Feedwater treated with hydrazine was compared with feedwater treated with a 25 percent by weight erythorbic acid solution neutralized to pH 6+-5 with ammonium hydroxide to produce samples for passivation testing. Metallographic examination of the tube surfaces showed a uniform adherent magnetite film with the erythorbic acid treatment that was clearly superior to that formed with hydrazine. The erythorbic acid treated tubes were free of pitting and better than those treated with hydrazine, which, in turn, were better than those contacting untreated feedwater.
In this example, the reaction rates of sodium erythorbate and ammonium neutralized erythorbate were examined.
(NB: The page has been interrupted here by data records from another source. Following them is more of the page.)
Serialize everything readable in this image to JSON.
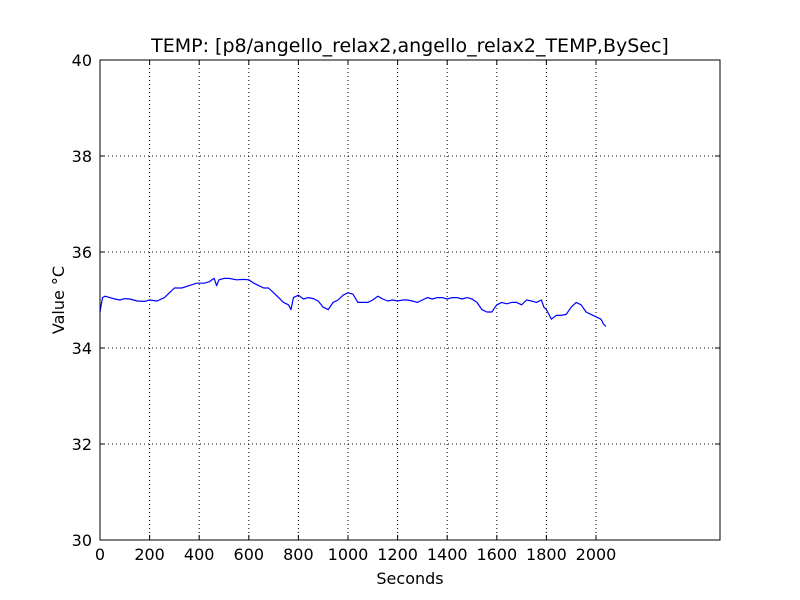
{
  "chart_data": {
    "type": "line",
    "title": "TEMP: [p8/angello_relax2,angello_relax2_TEMP,BySec]",
    "xlabel": "Seconds",
    "ylabel": "Value °C",
    "xlim": [
      0,
      2500
    ],
    "ylim": [
      30,
      40
    ],
    "x_ticks": [
      0,
      200,
      400,
      600,
      800,
      1000,
      1200,
      1400,
      1600,
      1800,
      2000
    ],
    "y_ticks": [
      30,
      32,
      34,
      36,
      38,
      40
    ],
    "grid": true,
    "series_color": "#0000ff",
    "x": [
      0,
      10,
      20,
      40,
      60,
      80,
      100,
      120,
      150,
      180,
      200,
      230,
      260,
      280,
      300,
      330,
      360,
      390,
      420,
      440,
      460,
      470,
      480,
      500,
      520,
      550,
      580,
      600,
      620,
      640,
      660,
      680,
      700,
      720,
      740,
      760,
      770,
      780,
      800,
      820,
      840,
      860,
      880,
      900,
      920,
      940,
      960,
      980,
      1000,
      1020,
      1040,
      1060,
      1080,
      1100,
      1120,
      1140,
      1160,
      1180,
      1200,
      1220,
      1240,
      1260,
      1280,
      1300,
      1320,
      1340,
      1360,
      1380,
      1400,
      1420,
      1440,
      1460,
      1480,
      1500,
      1520,
      1540,
      1560,
      1580,
      1600,
      1620,
      1640,
      1660,
      1680,
      1700,
      1720,
      1740,
      1760,
      1780,
      1790,
      1800,
      1810,
      1820,
      1840,
      1860,
      1880,
      1900,
      1920,
      1940,
      1960,
      1980,
      2000,
      2020,
      2030,
      2040
    ],
    "values": [
      34.75,
      35.05,
      35.08,
      35.05,
      35.02,
      35.0,
      35.03,
      35.02,
      34.98,
      34.97,
      35.0,
      34.98,
      35.05,
      35.15,
      35.25,
      35.25,
      35.3,
      35.35,
      35.35,
      35.38,
      35.45,
      35.3,
      35.42,
      35.45,
      35.45,
      35.42,
      35.43,
      35.42,
      35.35,
      35.3,
      35.25,
      35.25,
      35.15,
      35.05,
      34.95,
      34.9,
      34.8,
      35.05,
      35.1,
      35.02,
      35.05,
      35.03,
      34.98,
      34.85,
      34.8,
      34.95,
      35.0,
      35.1,
      35.15,
      35.12,
      34.95,
      34.95,
      34.95,
      35.0,
      35.08,
      35.02,
      34.98,
      35.0,
      34.98,
      35.0,
      35.0,
      34.98,
      34.95,
      35.0,
      35.05,
      35.02,
      35.05,
      35.05,
      35.02,
      35.05,
      35.05,
      35.02,
      35.05,
      35.02,
      34.95,
      34.8,
      34.75,
      34.75,
      34.9,
      34.95,
      34.92,
      34.95,
      34.95,
      34.9,
      35.0,
      34.98,
      34.95,
      35.0,
      34.85,
      34.8,
      34.7,
      34.6,
      34.68,
      34.68,
      34.7,
      34.85,
      34.95,
      34.9,
      34.75,
      34.7,
      34.65,
      34.6,
      34.5,
      34.45
    ]
  }
}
It was found that, at room temperature, sodium erythorbate and ammonium neutralized erythorbate react with oxygen at approximately equal rates. At high temperatures (e.g. temperatures in excess of 160 degrees F.), however, the ammonium form reacts with oxygen at a rate approximately 30 percent faster than the sodium form.
While the present invention is described above in connection with preferred or illustrative embodiments, the embodiments are not intended to be exhaustive or limiting of the invention. Rather, the invention is intended to cover any alternatives, modifications, or equivalents that may be included within its spirit and scope, as defined by the appended claims.